ADSD Abstract for RA Position for Review by Peers

By: Ken Howder

This proposal intends to advance experimentally based research for daylighting, thermal control, and window/facade efficiency through the use of an algorithm driven and self-enclosed shading device that can act on a scale from replacing existing windows to full façade possibilities.  By combining daylighting, shading, ventilating, and trombe techniques into a single systematic window unit, this study may potentially add to the ever-growing need for more efficient building envelopes.  The proposed device is constructed of double-sided louvers fitted with a reflective material on one side and a heat absorbent material on the other.  In this manner, the 360 degree rotatable louvers are intended to reflect solar radiation away from the building in warmer weather and absorb heat for entry into the building in colder weather.  The louvers will be situated between two glass skins fitted with dampers to allow trapped heat to vent to the exterior or interior of the building depending on the current needs of the occupants.  The device will be connected to an Arduino that allows for a custom algorithm to control the hardware in response to sun angles, sensor-measured temperatures, and user-defined preferences of visual comfort. Interfacing the hardware with computer-driven controls may potentially increase a building’s efficiency without the need for direct occupant interaction accustomed to the use of traditional window shading.

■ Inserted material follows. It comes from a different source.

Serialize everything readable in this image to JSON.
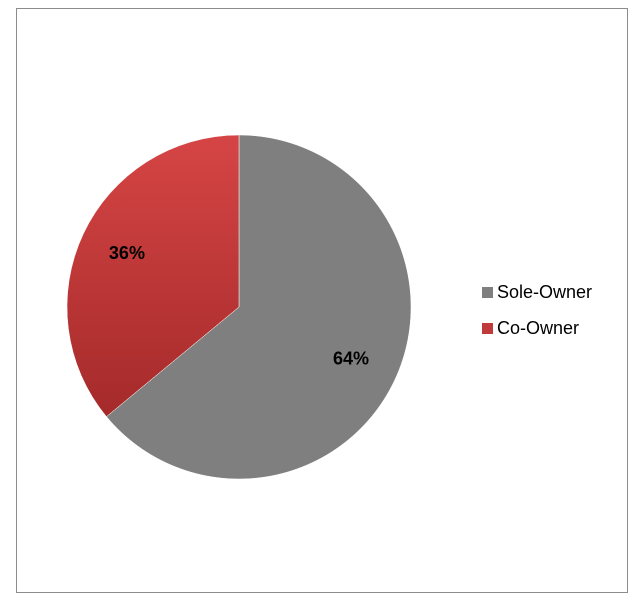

These potentialities will be studied and recorded by energy software such as IES-VE to determine the effectivity of this device within a simulated environment.  However, a physical prototype is also being produced to test its application in an experimental field setting.  The results of the IES-VE simulation are expected to give the study a better understanding of the effective application for the prototype’s use in building applications.   Using both simulation and physical prototyping should allow the research to produce deductive facts of the outcome as well as efficiency potential to compare with actual field values.

The objective for this device is to be a self-enclosed unit that can vary in size and shape to replace inefficient windows, specifically on south facing walls.  However, if the study proves effective, the applications for this type of construction may be able to expand to its use over full facades and new construction.  It is the intent of this research study to examine the potential contained by combining newer technologies such as algorithm and sensor controlled devices with that of traditional architectural techniques for controlling solar radiation within buildings.